La riapertura delle centrali a carbone

Lo scoppio della guerra in Ucraina, come abbiamo sottolineato, ha portato tanti paesi a tornare al passato, a quel carbone che era stato messo da parte e archiviato da tempo a causa dell’alto livello di inquinamento che faceva registrare. In giro per l’Europa infatti, una volta chiusi i rubinetti con la Russia, è arrivata la riapertura delle centrali a carbone. In Italia, conseguente il caro bollette, a riaccendersi sono state diverse centrali che, secondo quanto riferito dal ministro dell’Economia Daniele Franco, aiuterà a ridurre di circa 1,8 miliardi di Smc, ovvero di metri cubi di gas, dall’agosto 2022 al marzo 2023.

In Italia le centrali a carbone osservate speciali sono ben sei, mentre una è a olio. Quelle a carbone sono in quattro casi dell’Enel: Fusina (Venezia), Brindisi, Torrevaldaliga (Civitavecchia) e Portovesme in Sardegna. La compagnia Ep Produzione possiede la centrale a carbone di Fiume Santo in Sardegna. A2a una a Monfalcone, oltre a un impianto a olio combustibile situato a San Filippo del Mela (Messina).
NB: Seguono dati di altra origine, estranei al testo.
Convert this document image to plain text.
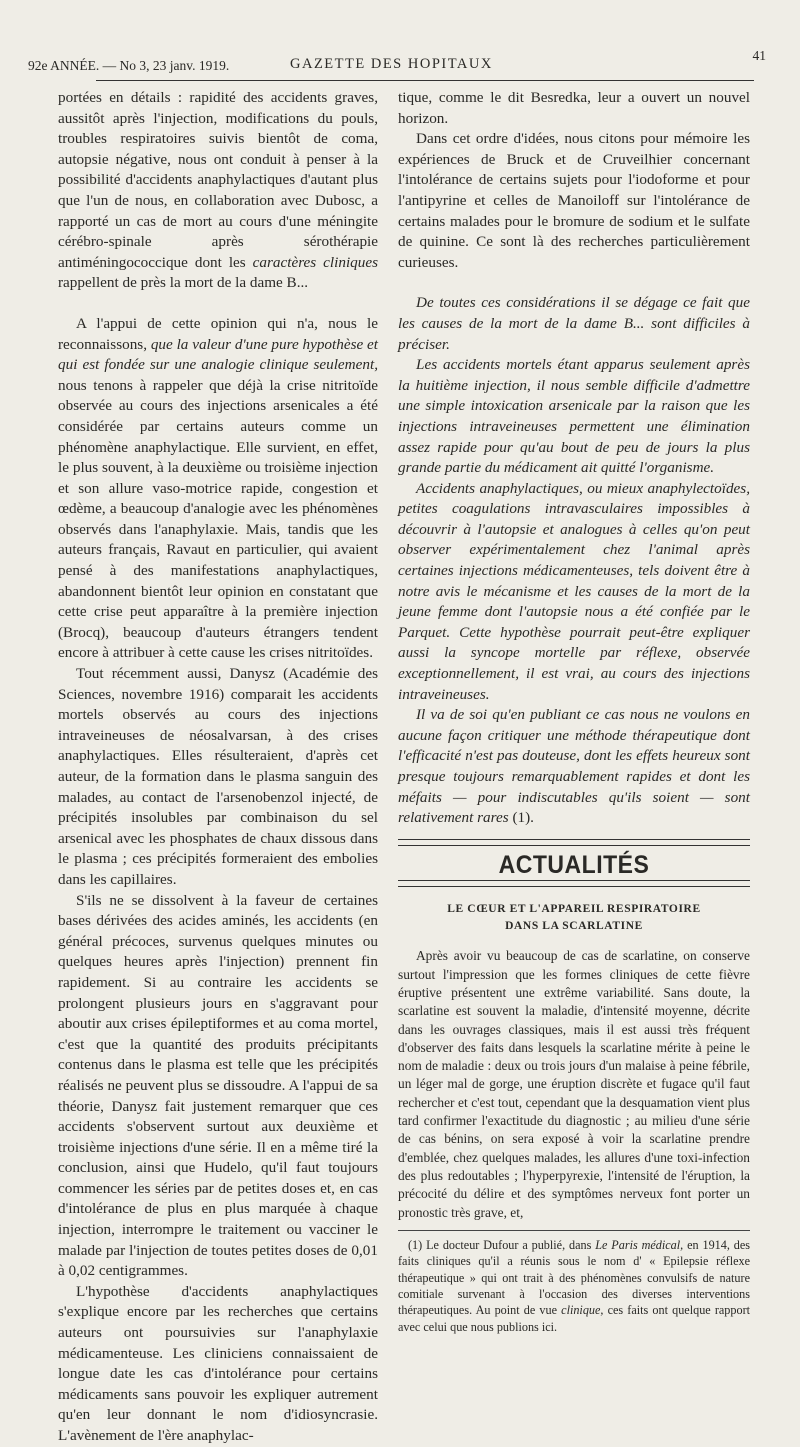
92e ANNÉE. — No 3, 23 janv. 1919.	GAZETTE DES HOPITAUX
41

portées en détails : rapidité des accidents graves, aussitôt après l'injection, modifications du pouls, troubles respiratoires suivis bientôt de coma, autopsie négative, nous ont conduit à penser à la possibilité d'accidents anaphylactiques d'autant plus que l'un de nous, en collaboration avec Dubosc, a rapporté un cas de mort au cours d'une méningite cérébro-spinale après sérothérapie antiméningococcique dont les caractères cliniques rappellent de près la mort de la dame B...

A l'appui de cette opinion qui n'a, nous le reconnaissons, que la valeur d'une pure hypothèse et qui est fondée sur une analogie clinique seulement, nous tenons à rappeler que déjà la crise nitritoïde observée au cours des injections arsenicales a été considérée par certains auteurs comme un phénomène anaphylactique. Elle survient, en effet, le plus souvent, à la deuxième ou troisième injection et son allure vaso-motrice rapide, congestion et œdème, a beaucoup d'analogie avec les phénomènes observés dans l'anaphylaxie. Mais, tandis que les auteurs français, Ravaut en particulier, qui avaient pensé à des manifestations anaphylactiques, abandonnent bientôt leur opinion en constatant que cette crise peut apparaître à la première injection (Brocq), beaucoup d'auteurs étrangers tendent encore à attribuer à cette cause les crises nitritoïdes.

Tout récemment aussi, Danysz (Académie des Sciences, novembre 1916) comparait les accidents mortels observés au cours des injections intraveineuses de néosalvarsan, à des crises anaphylactiques. Elles résulteraient, d'après cet auteur, de la formation dans le plasma sanguin des malades, au contact de l'arsenobenzol injecté, de précipités insolubles par combinaison du sel arsenical avec les phosphates de chaux dissous dans le plasma ; ces précipités formeraient des embolies dans les capillaires.

S'ils ne se dissolvent à la faveur de certaines bases dérivées des acides aminés, les accidents (en général précoces, survenus quelques minutes ou quelques heures après l'injection) prennent fin rapidement. Si au contraire les accidents se prolongent plusieurs jours en s'aggravant pour aboutir aux crises épileptiformes et au coma mortel, c'est que la quantité des produits précipitants contenus dans le plasma est telle que les précipités réalisés ne peuvent plus se dissoudre. A l'appui de sa théorie, Danysz fait justement remarquer que ces accidents s'observent surtout aux deuxième et troisième injections d'une série. Il en a même tiré la conclusion, ainsi que Hudelo, qu'il faut toujours commencer les séries par de petites doses et, en cas d'intolérance de plus en plus marquée à chaque injection, interrompre le traitement ou vacciner le malade par l'injection de toutes petites doses de 0,01 à 0,02 centigrammes.

L'hypothèse d'accidents anaphylactiques s'explique encore par les recherches que certains auteurs ont poursuivies sur l'anaphylaxie médicamenteuse. Les cliniciens connaissaient de longue date les cas d'intolérance pour certains médicaments sans pouvoir les expliquer autrement qu'en leur donnant le nom d'idiosyncrasie. L'avènement de l'ère anaphylac-

tique, comme le dit Besredka, leur a ouvert un nouvel horizon.

Dans cet ordre d'idées, nous citons pour mémoire les expériences de Bruck et de Cruveilhier concernant l'intolérance de certains sujets pour l'iodoforme et pour l'antipyrine et celles de Manoiloff sur l'intolérance de certains malades pour le bromure de sodium et le sulfate de quinine. Ce sont là des recherches particulièrement curieuses.

De toutes ces considérations il se dégage ce fait que les causes de la mort de la dame B... sont difficiles à préciser.

Les accidents mortels étant apparus seulement après la huitième injection, il nous semble difficile d'admettre une simple intoxication arsenicale par la raison que les injections intraveineuses permettent une élimination assez rapide pour qu'au bout de peu de jours la plus grande partie du médicament ait quitté l'organisme.

Accidents anaphylactiques, ou mieux anaphylectoïdes, petites coagulations intravasculaires impossibles à découvrir à l'autopsie et analogues à celles qu'on peut observer expérimentalement chez l'animal après certaines injections médicamenteuses, tels doivent être à notre avis le mécanisme et les causes de la mort de la jeune femme dont l'autopsie nous a été confiée par le Parquet. Cette hypothèse pourrait peut-être expliquer aussi la syncope mortelle par réflexe, observée exceptionnellement, il est vrai, au cours des injections intraveineuses.

Il va de soi qu'en publiant ce cas nous ne voulons en aucune façon critiquer une méthode thérapeutique dont l'efficacité n'est pas douteuse, dont les effets heureux sont presque toujours remarquablement rapides et dont les méfaits — pour indiscutables qu'ils soient — sont relativement rares (1).

ACTUALITÉS
LE CŒUR ET L'APPAREIL RESPIRATOIRE
DANS LA SCARLATINE

Après avoir vu beaucoup de cas de scarlatine, on conserve surtout l'impression que les formes cliniques de cette fièvre éruptive présentent une extrême variabilité. Sans doute, la scarlatine est souvent la maladie, d'intensité moyenne, décrite dans les ouvrages classiques, mais il est aussi très fréquent d'observer des faits dans lesquels la scarlatine mérite à peine le nom de maladie : deux ou trois jours d'un malaise à peine fébrile, un léger mal de gorge, une éruption discrète et fugace qu'il faut rechercher et c'est tout, cependant que la desquamation vient plus tard confirmer l'exactitude du diagnostic ; au milieu d'une série de cas bénins, on sera exposé à voir la scarlatine prendre d'emblée, chez quelques malades, les allures d'une toxi-infection des plus redoutables ; l'hyperpyrexie, l'intensité de l'éruption, la précocité du délire et des symptômes nerveux font porter un pronostic très grave, et,

(1) Le docteur Dufour a publié, dans Le Paris médical, en 1914, des faits cliniques qu'il a réunis sous le nom d' « Epilepsie réflexe thérapeutique » qui ont trait à des phénomènes convulsifs de nature comitiale survenant à l'occasion des diverses interventions thérapeutiques. Au point de vue clinique, ces faits ont quelque rapport avec celui que nous publions ici.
Anche la Germania ha riaperto le centrali a carbone, col governo federale, secondo quanto di recente riferito dalla stampa tedesca, che ha concordato che gli impianti elettrici che impiegano la materia prima rimarranno attivi fino al 31 marzo del 2024. Oltre agli impianti a carbone fossile, dall’inizio di ottobre, sempre con l’obiettivo di diversificare gli approvvigionamenti energetici, torneranno sul mercato elettrico anche quelli a lignite.